Come vede il crescente spopolamento di molte isole? Qualcuno pensa agli immigrati come bacino da cui attingere per ripopolarle, Le sembra una buona idea?
Lo spopolamento delle isole è un problema che occorre affrontare alla radice per evitare la desertificazione delle stesse. Prima ancora degli interventi di natura economica e strutturale, ovviamente importanti, e per evitare il fallimento degli stessi, è indispensabile avviare progetti educativi, in senso lato, mirati a cambiare quella sorta di fatalismo profondamente istituito nella cultura, ad esempio della Sicilia (ma non solo) che indirizza le giovani generazioni verso le scelte migratorie, impoverendo i loro contesti di vita, invece che focalizzare le loro energie verso la valorizzazione di quanto le isole offrono.
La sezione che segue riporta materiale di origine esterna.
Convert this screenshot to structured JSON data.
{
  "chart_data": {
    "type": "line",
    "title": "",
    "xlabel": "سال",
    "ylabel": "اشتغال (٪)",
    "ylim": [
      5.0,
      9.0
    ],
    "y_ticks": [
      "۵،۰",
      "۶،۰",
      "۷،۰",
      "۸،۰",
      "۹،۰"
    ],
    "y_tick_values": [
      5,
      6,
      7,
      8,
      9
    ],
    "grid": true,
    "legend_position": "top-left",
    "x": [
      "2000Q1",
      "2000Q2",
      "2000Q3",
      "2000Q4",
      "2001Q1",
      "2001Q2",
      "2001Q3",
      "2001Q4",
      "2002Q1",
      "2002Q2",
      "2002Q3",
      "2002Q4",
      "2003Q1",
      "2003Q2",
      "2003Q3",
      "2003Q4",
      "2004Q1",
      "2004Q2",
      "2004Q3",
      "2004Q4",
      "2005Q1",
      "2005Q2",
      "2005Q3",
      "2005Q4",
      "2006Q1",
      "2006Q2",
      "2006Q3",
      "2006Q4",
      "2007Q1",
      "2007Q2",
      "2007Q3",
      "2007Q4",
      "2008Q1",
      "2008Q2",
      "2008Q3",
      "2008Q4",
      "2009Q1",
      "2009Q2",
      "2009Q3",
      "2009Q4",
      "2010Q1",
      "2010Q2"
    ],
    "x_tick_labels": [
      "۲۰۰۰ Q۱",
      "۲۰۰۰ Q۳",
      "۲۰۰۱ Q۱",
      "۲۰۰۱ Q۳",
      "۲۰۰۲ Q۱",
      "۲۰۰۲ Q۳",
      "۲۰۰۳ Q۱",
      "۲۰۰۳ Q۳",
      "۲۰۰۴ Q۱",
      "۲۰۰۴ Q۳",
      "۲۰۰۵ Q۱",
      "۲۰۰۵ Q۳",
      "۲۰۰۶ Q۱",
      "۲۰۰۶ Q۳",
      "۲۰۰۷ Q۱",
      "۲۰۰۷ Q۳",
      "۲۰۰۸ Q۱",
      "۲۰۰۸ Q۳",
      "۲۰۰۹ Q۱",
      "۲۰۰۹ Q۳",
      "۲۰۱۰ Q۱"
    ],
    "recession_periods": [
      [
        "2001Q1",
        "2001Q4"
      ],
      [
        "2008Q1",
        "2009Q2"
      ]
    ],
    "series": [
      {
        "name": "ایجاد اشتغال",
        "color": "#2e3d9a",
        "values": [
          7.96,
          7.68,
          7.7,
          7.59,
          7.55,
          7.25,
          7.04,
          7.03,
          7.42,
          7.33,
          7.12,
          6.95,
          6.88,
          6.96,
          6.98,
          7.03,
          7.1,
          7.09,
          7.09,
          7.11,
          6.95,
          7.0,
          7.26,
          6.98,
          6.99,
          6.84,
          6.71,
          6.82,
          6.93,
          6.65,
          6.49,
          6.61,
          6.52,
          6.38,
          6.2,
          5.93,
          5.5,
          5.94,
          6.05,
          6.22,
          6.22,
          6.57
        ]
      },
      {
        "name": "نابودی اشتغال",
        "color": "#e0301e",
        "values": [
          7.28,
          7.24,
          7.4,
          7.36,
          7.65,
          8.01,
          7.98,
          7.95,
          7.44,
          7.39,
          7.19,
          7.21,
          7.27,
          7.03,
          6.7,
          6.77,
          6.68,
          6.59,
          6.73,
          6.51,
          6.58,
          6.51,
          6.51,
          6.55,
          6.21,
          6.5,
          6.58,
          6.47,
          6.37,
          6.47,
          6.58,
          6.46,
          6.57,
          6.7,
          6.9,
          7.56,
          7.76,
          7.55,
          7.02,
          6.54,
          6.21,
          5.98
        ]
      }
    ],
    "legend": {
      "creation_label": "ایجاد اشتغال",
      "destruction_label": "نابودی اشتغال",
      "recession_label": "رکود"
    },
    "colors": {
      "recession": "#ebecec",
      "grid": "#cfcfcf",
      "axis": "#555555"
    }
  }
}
Gli immigrati possono costituire una risorsa importante e, peraltro in alcune isole costituiscono già una discreta parte della popolazione residente (in alcune città della Sicilia sono quasi più numerosi dei nativi). Credo, però, che non si tratti tanto di pensare a loro come sostituti degli isolani che scelgono a loro volta la via dell’emigrazione, quanto di creare le condizioni economico-sociali perché i giovani possano costruire in loco il loro futuro invece di sentirsi costretti a farlo altrove.